Currently, most visually impaired individuals rely on external forces to help guide them safely, the most common include a site guide, dog or white cane. Lahmann and Taylor wanted to create a device for independence, something that is sorely lacking in the market. They also wanted it to be discreet and hands free.
“Every year I challenge students to think of creating devices that address local, regional and global needs,” says Assistant Professor of Mechanical Engineering Miles Canino, PhD. “Alyssa and Joseph came to me with the idea to make a travel aid that can communicate visual and spatial information to the visually impaired.”

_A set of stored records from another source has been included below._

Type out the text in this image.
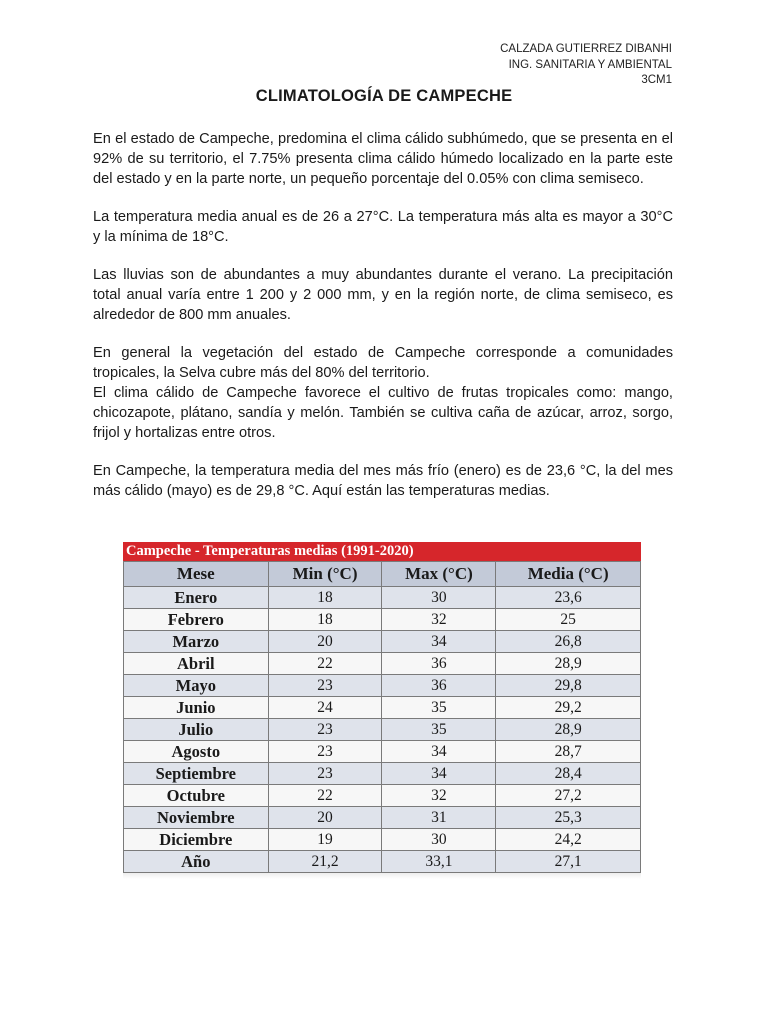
CALZADA GUTIERREZ DIBANHI
ING. SANITARIA Y AMBIENTAL
3CM1
CLIMATOLOGÍA DE CAMPECHE

En el estado de Campeche, predomina el clima cálido subhúmedo, que se presenta en el 92% de su territorio, el 7.75% presenta clima cálido húmedo localizado en la parte este del estado y en la parte norte, un pequeño porcentaje del 0.05% con clima semiseco.

La temperatura media anual es de 26 a 27°C. La temperatura más alta es mayor a 30°C y la mínima de 18°C.

Las lluvias son de abundantes a muy abundantes durante el verano. La precipitación total anual varía entre 1 200 y 2 000 mm, y en la región norte, de clima semiseco, es alrededor de 800 mm anuales.

En general la vegetación del estado de Campeche corresponde a comunidades tropicales, la Selva cubre más del 80% del territorio.

El clima cálido de Campeche favorece el cultivo de frutas tropicales como: mango, chicozapote, plátano, sandía y melón. También se cultiva caña de azúcar, arroz, sorgo, frijol y hortalizas entre otros.

En Campeche, la temperatura media del mes más frío (enero) es de 23,6 °C, la del mes más cálido (mayo) es de 29,8 °C. Aquí están las temperaturas medias.

Campeche - Temperaturas medias (1991-2020)
Mese	Min (°C)	Max (°C)	Media (°C)
Enero	18	30	23,6
Febrero	18	32	25
Marzo	20	34	26,8
Abril	22	36	28,9
Mayo	23	36	29,8
Junio	24	35	29,2
Julio	23	35	28,9
Agosto	23	34	28,7
Septiembre	23	34	28,4
Octubre	22	32	27,2
Noviembre	20	31	25,3
Diciembre	19	30	24,2
Año	21,2	33,1	27,1
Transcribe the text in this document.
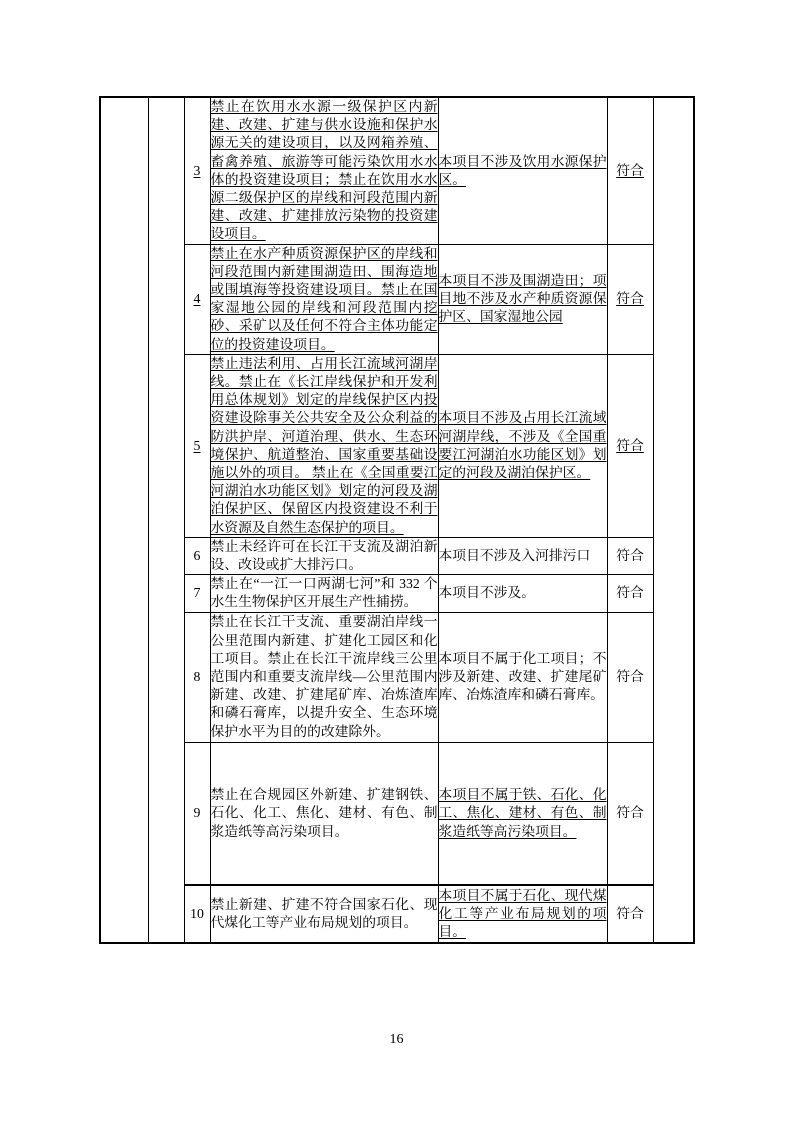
		3	禁止在饮用水水源一级保护区内新建、改建、扩建与供水设施和保护水源无关的建设项目，以及网箱养殖、畜禽养殖、旅游等可能污染饮用水水体的投资建设项目；禁止在饮用水水源二级保护区的岸线和河段范围内新建、改建、扩建排放污染物的投资建设项目。	本项目不涉及饮用水源保护区。	符合	
		4	禁止在水产种质资源保护区的岸线和河段范围内新建围湖造田、围海造地或围填海等投资建设项目。禁止在国家湿地公园的岸线和河段范围内挖砂、采矿以及任何不符合主体功能定位的投资建设项目。	本项目不涉及围湖造田；项目地不涉及水产种质资源保护区、国家湿地公园	符合	
		5	禁止违法利用、占用长江流域河湖岸线。禁止在《长江岸线保护和开发利用总体规划》划定的岸线保护区内投资建设除事关公共安全及公众利益的防洪护岸、河道治理、供水、生态环境保护、航道整治、国家重要基础设施以外的项目。 禁止在《全国重要江河湖泊水功能区划》划定的河段及湖泊保护区、保留区内投资建设不利于水资源及自然生态保护的项目。	本项目不涉及占用长江流域河湖岸线，不涉及《全国重要江河湖泊水功能区划》划定的河段及湖泊保护区。	符合	
		6	禁止未经许可在长江干支流及湖泊新设、改设或扩大排污口。	本项目不涉及入河排污口	符合	
		7	禁止在“一江一口两湖七河”和 332 个水生生物保护区开展生产性捕捞。	本项目不涉及。	符合	
		8	禁止在长江干支流、重要湖泊岸线一公里范围内新建、扩建化工园区和化工项目。禁止在长江干流岸线三公里范围内和重要支流岸线—公里范围内新建、改建、扩建尾矿库、冶炼渣库和磷石膏库，以提升安全、生态环境保护水平为目的的改建除外。	本项目不属于化工项目；不涉及新建、改建、扩建尾矿库、冶炼渣库和磷石膏库。	符合	
		9	禁止在合规园区外新建、扩建钢铁、石化、化工、焦化、建材、有色、制浆造纸等高污染项目。	本项目不属于铁、石化、化工、焦化、建材、有色、制浆造纸等高污染项目。	符合	
		10	禁止新建、扩建不符合国家石化、现代煤化工等产业布局规划的项目。	本项目不属于石化、现代煤化工等产业布局规划的项目。	符合	
16
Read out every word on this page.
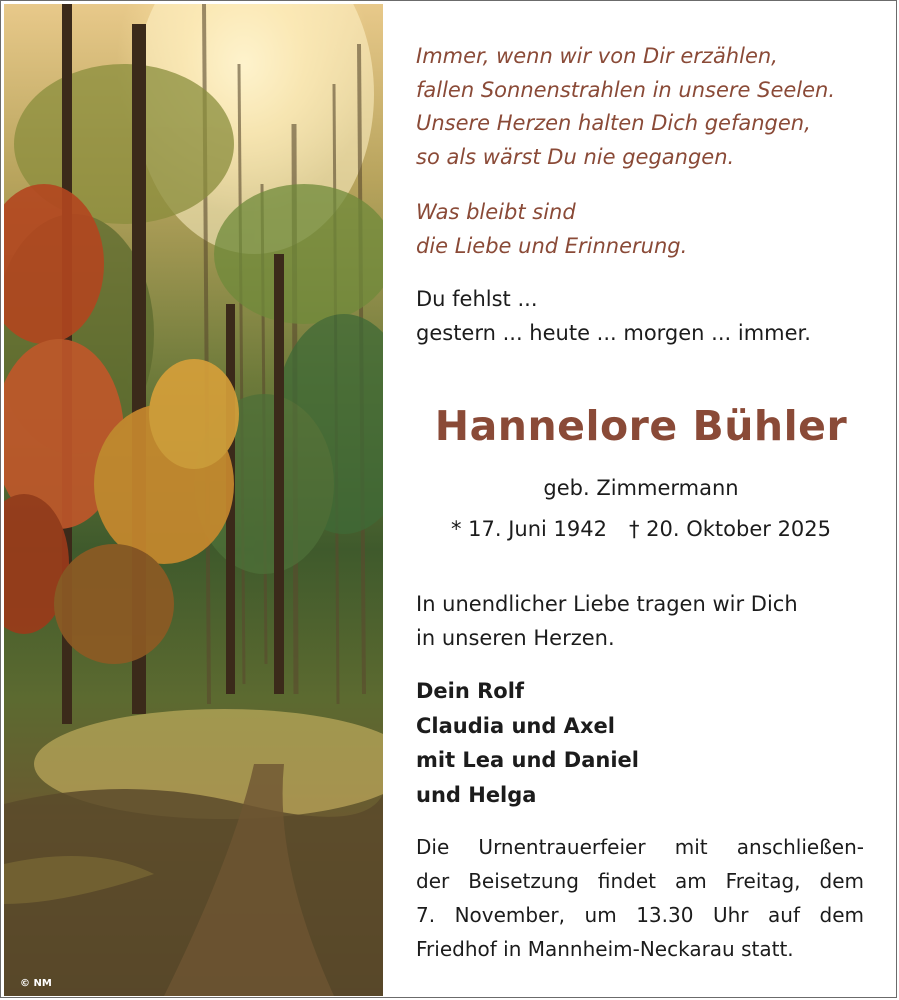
© NM
Immer, wenn wir von Dir erzählen,
fallen Sonnenstrahlen in unsere Seelen.
Unsere Herzen halten Dich gefangen,
so als wärst Du nie gegangen.
Was bleibt sind
die Liebe und Erinnerung.
Du fehlst ...
gestern ... heute ... morgen ... immer.
Hannelore Bühler
geb. Zimmermann
* 17. Juni 1942 † 20. Oktober 2025
In unendlicher Liebe tragen wir Dich
in unseren Herzen.
Dein Rolf
Claudia und Axel
mit Lea und Daniel
und Helga
Die Urnentrauerfeier mit anschließen-
der Beisetzung findet am Freitag, dem
7. November, um 13.30 Uhr auf dem
Friedhof in Mannheim-Neckarau statt.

What they created is a belt device a person wears around the abdomen, underneath clothing, and a lanyard worn around the neck. The lanyard contains two LiDAR scanning devices that continually rotate and scan up to eight feet and 30 frames per second around the person. When it senses an object and its proximity in front of the individual, it sends a signal to the ten motors contained in the belt. The belt then creates haptic feedback to a person’s midsection to indicate there is something in the person’s path. How close the object is to the person correlates to the intensity of the feeling and where they feel the sensation on their body.
Lahmann and Taylor created the electronic travel aid in ten weeks, an impressive amount of time considering it is not something that is currently on the medical device market. The few electronic travel aids that do exist for the visually impaired are hand-held devices. Those devices have a higher failure rate (because they are controlled by the human) and are expensive. The students are proud to have invented something that can truly make a difference in a person’s quality of life.
“A lot of the visually impaired feel singled out socially because they have to rely on something that makes them stand out, such as the cane or a dog,” says Taylor, who is a 2022 graduate. “That’s why we came up with the concept of it being discreet. Also, you lose the use of a hand with a dog, a person or a cane. With our device, they have the means to use both their hands.”
Both students admit this type of project that is helpful to people in real life is extremely rewarding.
“Working on something you care about is a really important factor,” says Lahmann, who is entering his senior year. “Dr. Canino has been extremely encouraging in that way.”
Canino, whose area of specialization is biomedical devices and rehabilitation robotics, served as the point of contact for the electrical and programming aspects of the device. He encouraged them to submit the device to the American Society of Mechanical Engineers’ Biomechanics BioTransport Bioengineering Conference’s undergraduate design competition. Lahmann and Taylor say they were shocked when they received the news they are among six finalists who will be presenting and demonstrating the project this summer to a podium of judges who are leaders in biomedical device engineering.